Поэт облегченно вздохнул, вытер рот и встал. Он опорожнил чашу с вином и поставил ее вверх дном в центр подноса. Что-то в его поведении заставило их проследить за ним далее. Одним пальцем Поэт сдвинул повязку с глаза, наклонил голову над сложенной горстью ладонью и нажал. Стеклянный глаз выпал в ладонь, что вызвало возглас удивления со стороны тексарканцев, очевидно, не подозревавших об искусственном глазе Поэта.
— Следи за ним хорошенько, — сказал Поэт стеклянному глазу, а затем переложил его на перевернутую чашу, откуда тот злобно вытаращился на дона Таддео.

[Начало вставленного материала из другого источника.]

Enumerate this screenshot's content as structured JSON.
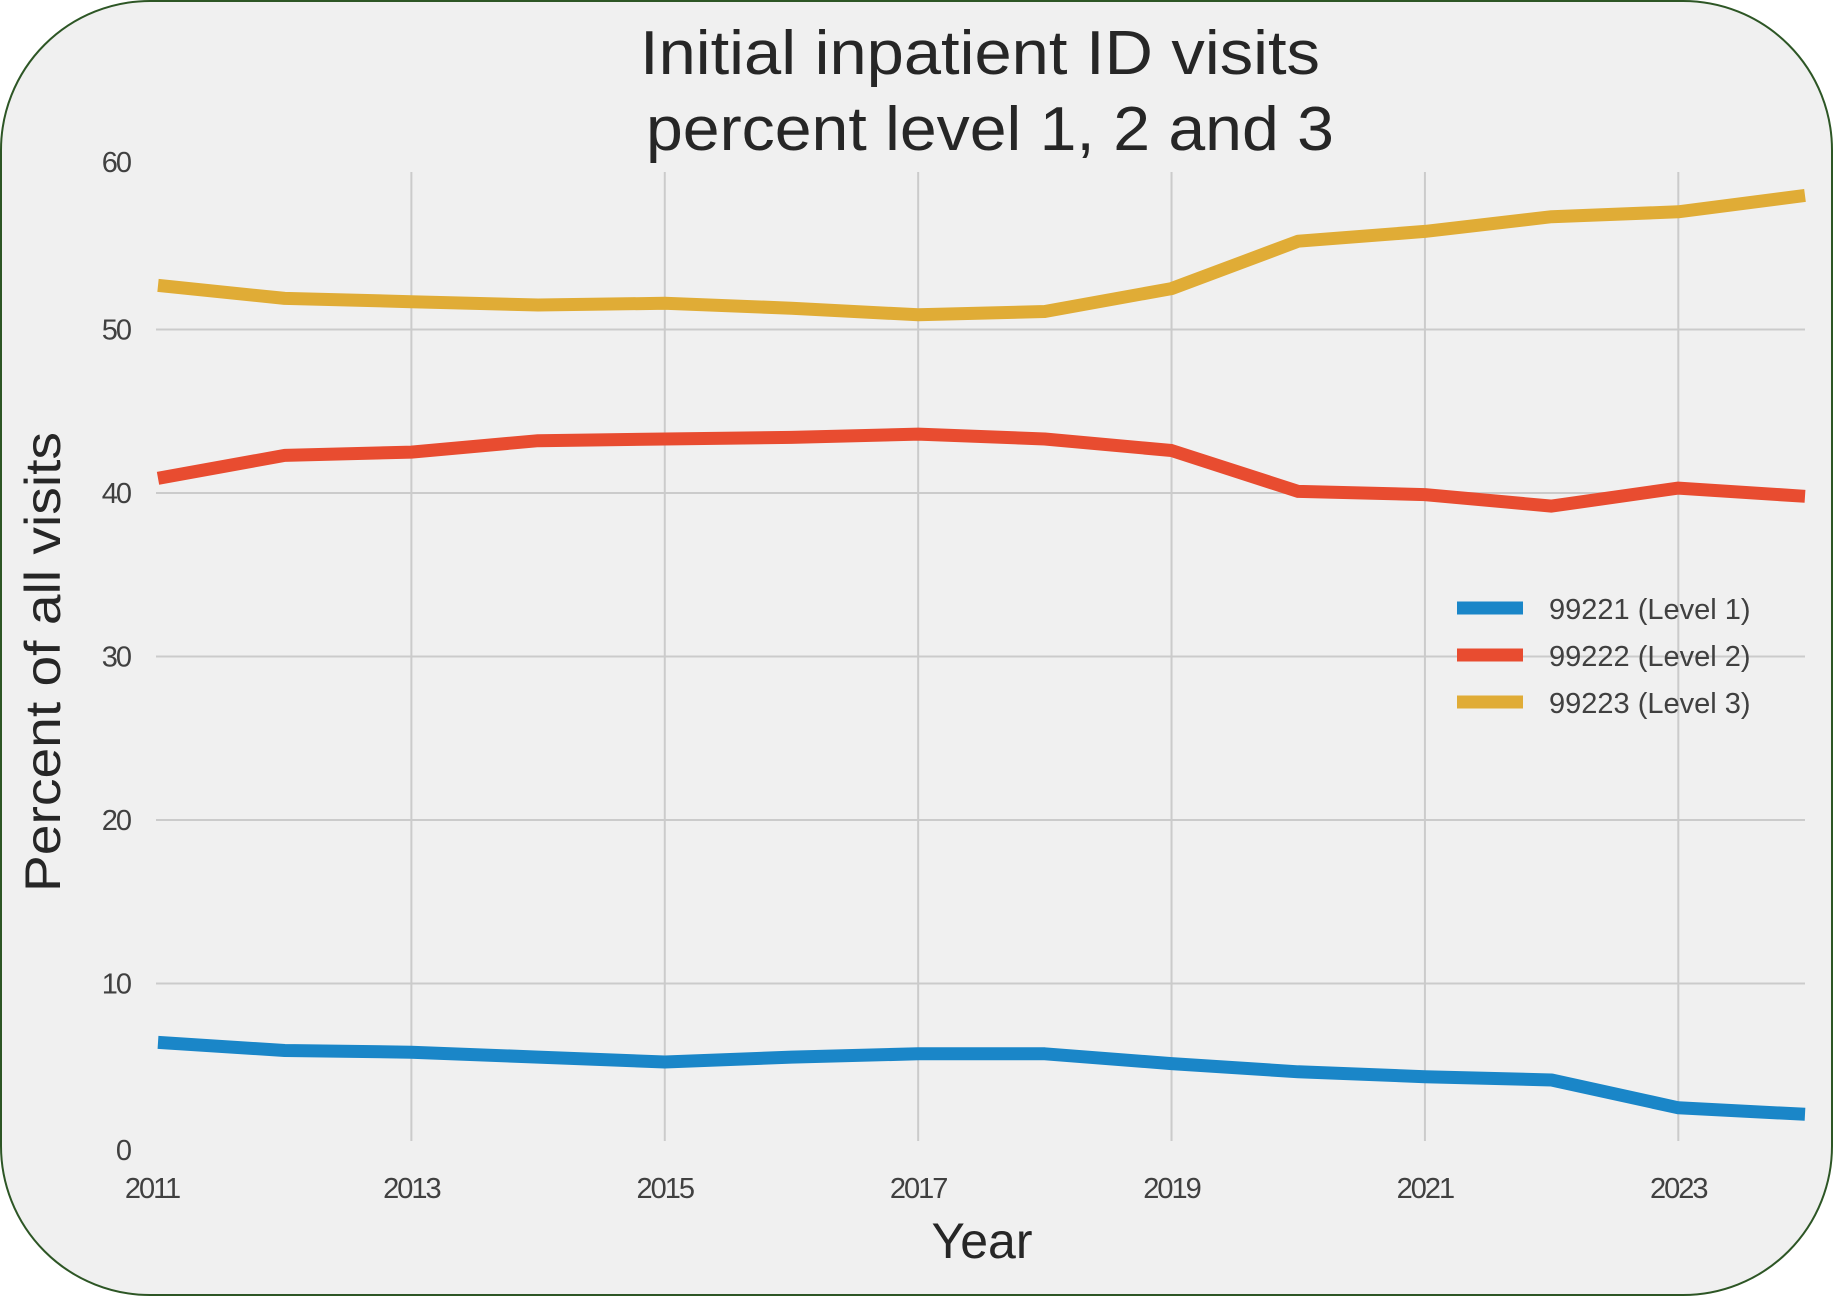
{
  "chart_data": {
    "type": "line",
    "title": "Initial inpatient ID visits\npercent level 1, 2 and 3",
    "title_lines": [
      "Initial inpatient ID visits",
      "percent level 1, 2 and 3"
    ],
    "xlabel": "Year",
    "ylabel": "Percent of all visits",
    "x": [
      2011,
      2012,
      2013,
      2014,
      2015,
      2016,
      2017,
      2018,
      2019,
      2020,
      2021,
      2022,
      2023,
      2024
    ],
    "xlim": [
      2011,
      2024
    ],
    "ylim": [
      0,
      60
    ],
    "xticks": [
      2011,
      2013,
      2015,
      2017,
      2019,
      2021,
      2023
    ],
    "yticks": [
      0,
      10,
      20,
      30,
      40,
      50,
      60
    ],
    "grid": true,
    "legend_position": "center-right",
    "series": [
      {
        "name": "99221 (Level 1)",
        "color": "#1a86c8",
        "values": [
          6.4,
          5.9,
          5.8,
          5.5,
          5.2,
          5.5,
          5.7,
          5.7,
          5.1,
          4.6,
          4.3,
          4.1,
          2.4,
          2.0
        ]
      },
      {
        "name": "99222 (Level 2)",
        "color": "#e84c30",
        "values": [
          40.9,
          42.3,
          42.5,
          43.2,
          43.3,
          43.4,
          43.6,
          43.3,
          42.6,
          40.1,
          39.9,
          39.2,
          40.3,
          39.8
        ]
      },
      {
        "name": "99223 (Level 3)",
        "color": "#e0ac36",
        "values": [
          52.7,
          51.9,
          51.7,
          51.5,
          51.6,
          51.3,
          50.9,
          51.1,
          52.5,
          55.4,
          56.0,
          56.9,
          57.2,
          58.2
        ]
      }
    ]
  },
  "frame": {
    "border_color": "#2d5625",
    "background_color": "#f0f0f0"
  }
}
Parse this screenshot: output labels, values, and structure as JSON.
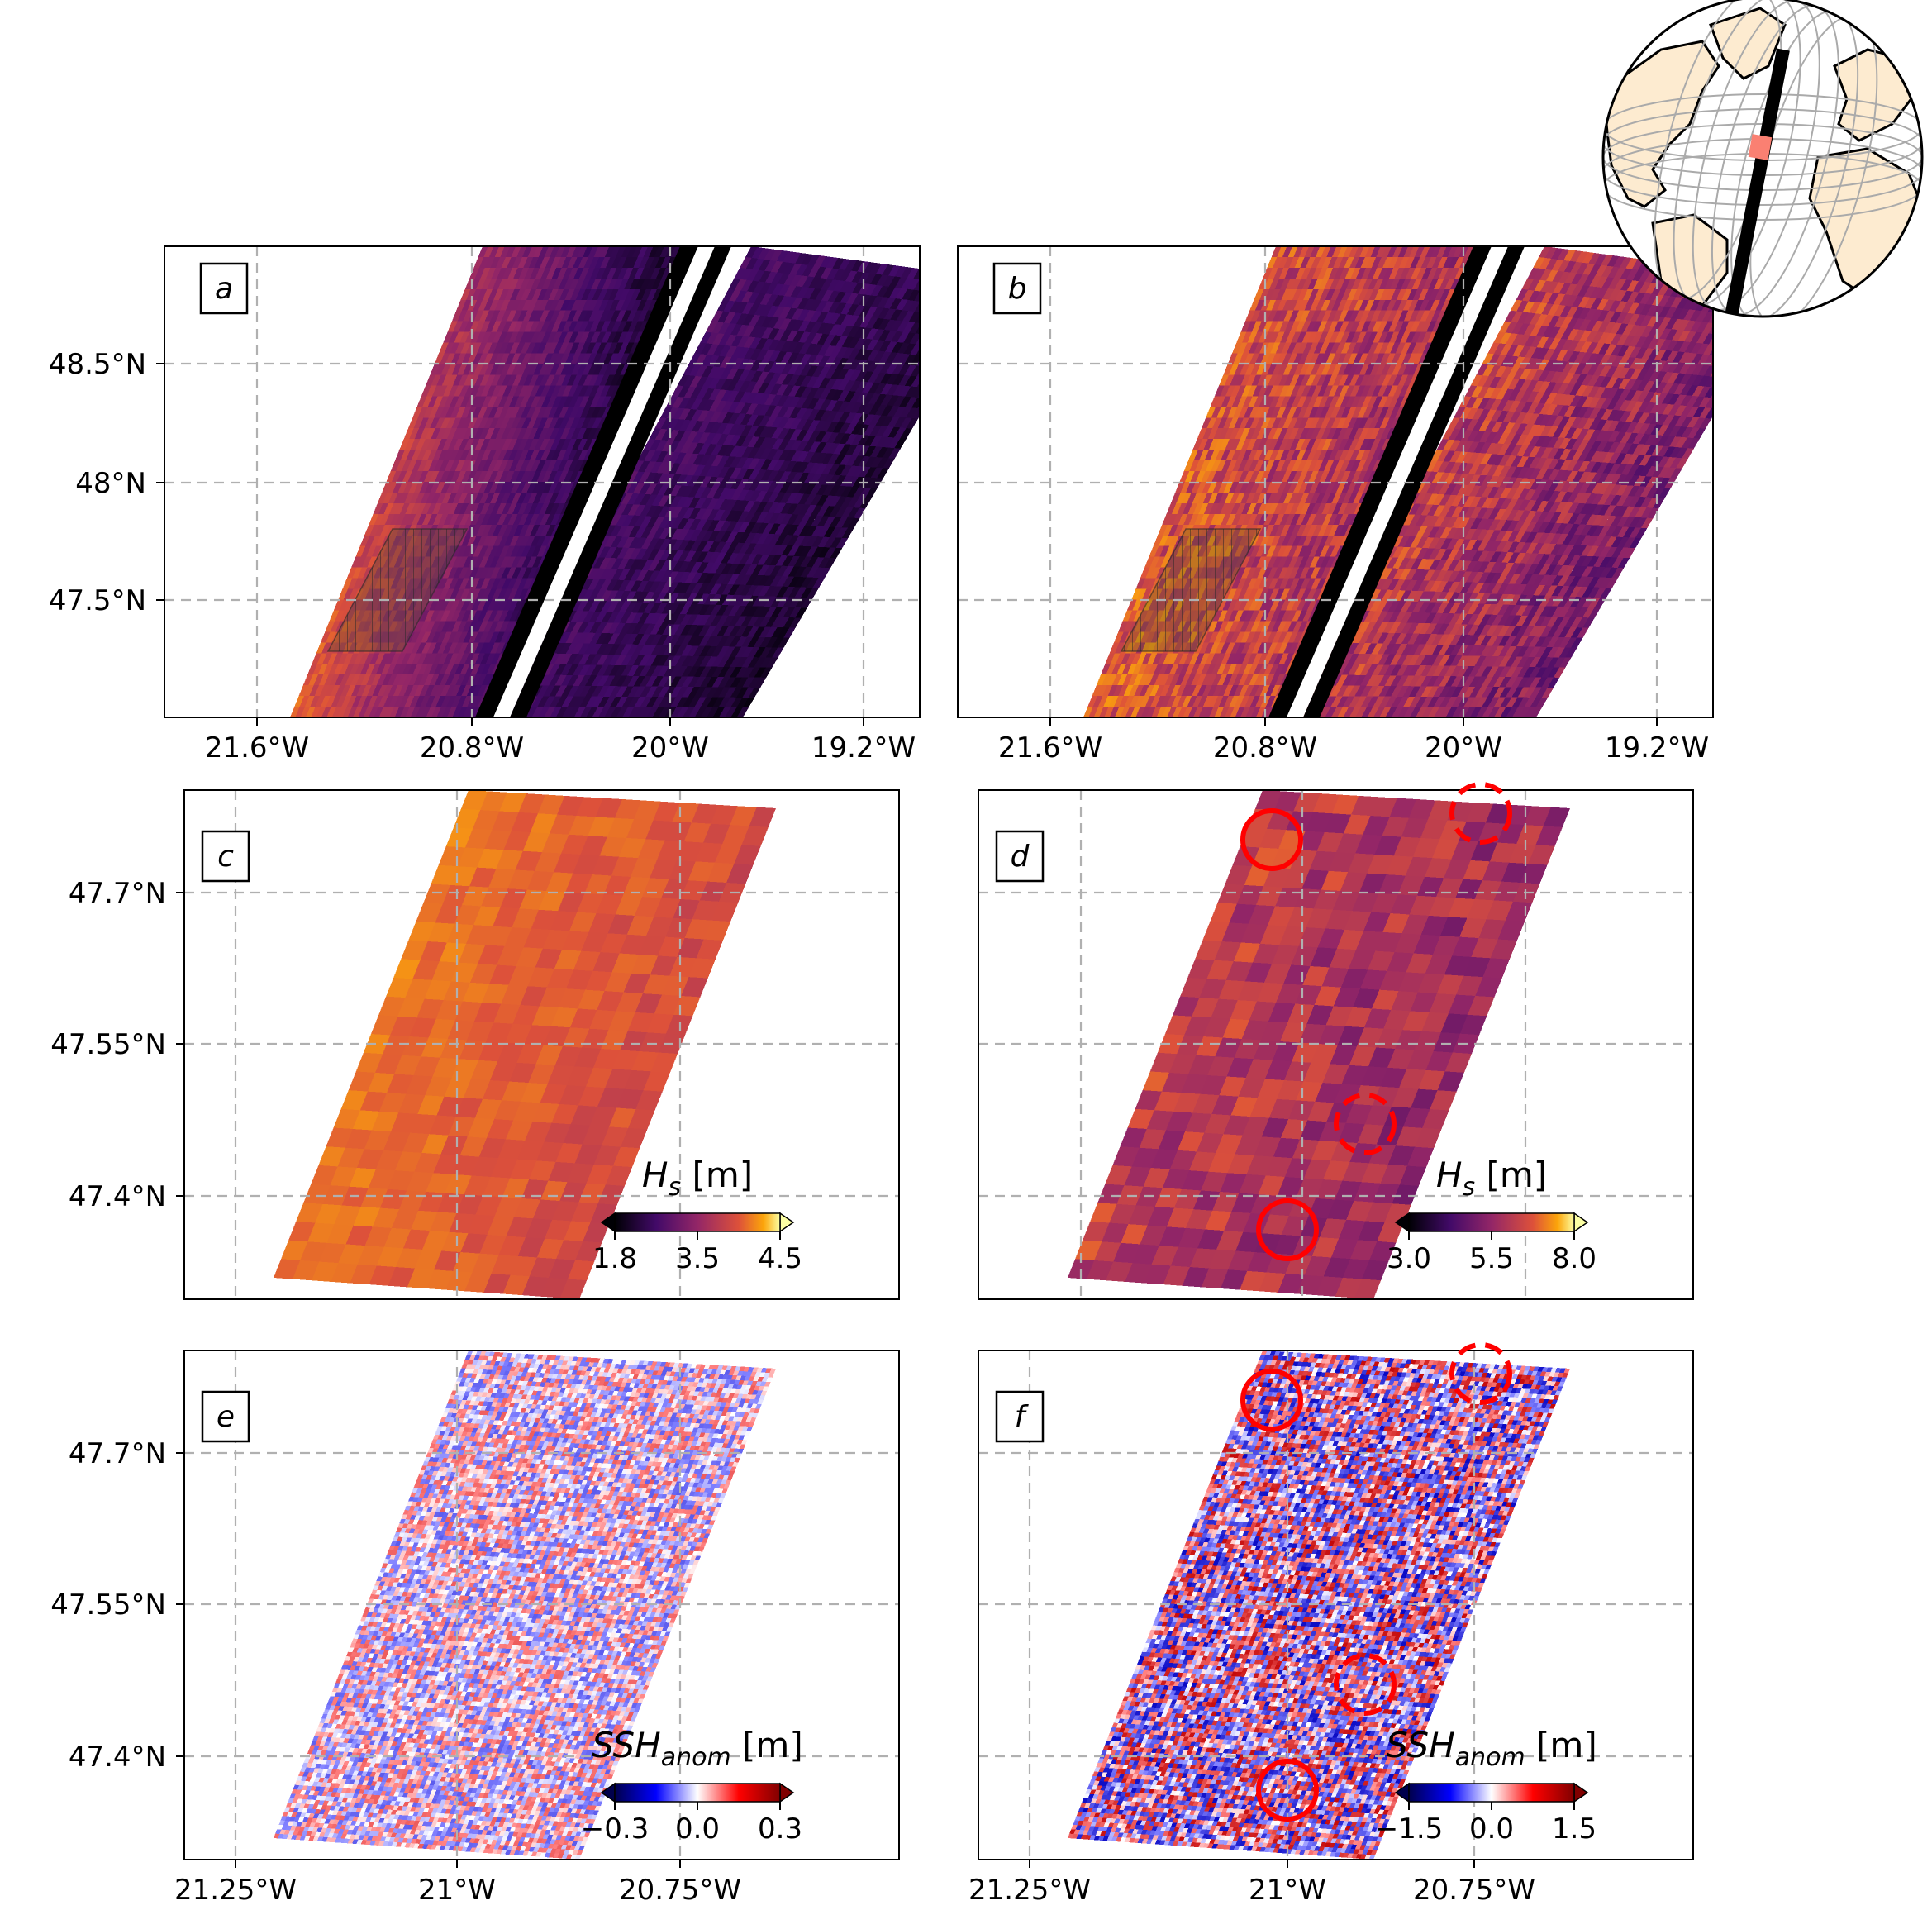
{
  "colors": {
    "frame": "#000000",
    "grid": "#b0b0b0",
    "highlight_circle": "#ff0000",
    "globe_land": "#fdebd0",
    "track": "#000000",
    "track_highlight": "#fa8072"
  },
  "panels": {
    "a": {
      "label": "a",
      "colormap": "inferno",
      "x_ticks": [
        "21.6°W",
        "20.8°W",
        "20°W",
        "19.2°W"
      ],
      "y_ticks": [
        "48.5°N",
        "48°N",
        "47.5°N"
      ]
    },
    "b": {
      "label": "b",
      "colormap": "inferno",
      "x_ticks": [
        "21.6°W",
        "20.8°W",
        "20°W",
        "19.2°W"
      ]
    },
    "c": {
      "label": "c",
      "colormap": "inferno",
      "y_ticks": [
        "47.7°N",
        "47.55°N",
        "47.4°N"
      ],
      "colorbar": {
        "title_main": "H",
        "title_sub": "s",
        "title_unit": " [m]",
        "ticks": [
          "1.8",
          "3.5",
          "4.5"
        ]
      }
    },
    "d": {
      "label": "d",
      "colormap": "inferno",
      "colorbar": {
        "title_main": "H",
        "title_sub": "s",
        "title_unit": " [m]",
        "ticks": [
          "3.0",
          "5.5",
          "8.0"
        ]
      }
    },
    "e": {
      "label": "e",
      "colormap": "seismic",
      "x_ticks": [
        "21.25°W",
        "21°W",
        "20.75°W"
      ],
      "y_ticks": [
        "47.7°N",
        "47.55°N",
        "47.4°N"
      ],
      "colorbar": {
        "title_main": "SSH",
        "title_sub": "anom",
        "title_unit": " [m]",
        "ticks": [
          "−0.3",
          "0.0",
          "0.3"
        ]
      }
    },
    "f": {
      "label": "f",
      "colormap": "seismic",
      "x_ticks": [
        "21.25°W",
        "21°W",
        "20.75°W"
      ],
      "colorbar": {
        "title_main": "SSH",
        "title_sub": "anom",
        "title_unit": " [m]",
        "ticks": [
          "−1.5",
          "0.0",
          "1.5"
        ]
      }
    }
  },
  "inset_globe": {
    "name": "globe-inset",
    "region": "North Atlantic",
    "graticule": true,
    "track_shown": true
  },
  "annotations": {
    "solid_circles": 2,
    "dashed_circles": 2
  }
}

— Доброго вечера, господа, — весело сказал он сидящим за столом и вышел вон.
Разозленный офицер бормотал проклятия и старался высвободиться из объятий своих товарищей.
— Заберите его в свою комнату и посидите с ним, пока он не остынет, — велел им дон. — И проследите, чтобы он не столкнулся с этим лунатиком.
— Я огорчен, — сказал он аббату, когда синего от злости гвардейца оттащили прочь. — Они не мои слуги, и я не могу им приказывать. Но я могу обещать, что еще нынче он будет униженно просить прощения за случившееся. А если он откажется извиниться и немедленно уехать, он будет иметь возможность скрестить свой быстрый клинок с моим еще до завтрашнего полудня.
— Только без кровопролития! — взмолился отец Голт. — Это все пустяки. Давайте забудем об этом. — Его руки дрожали, лицо посерело.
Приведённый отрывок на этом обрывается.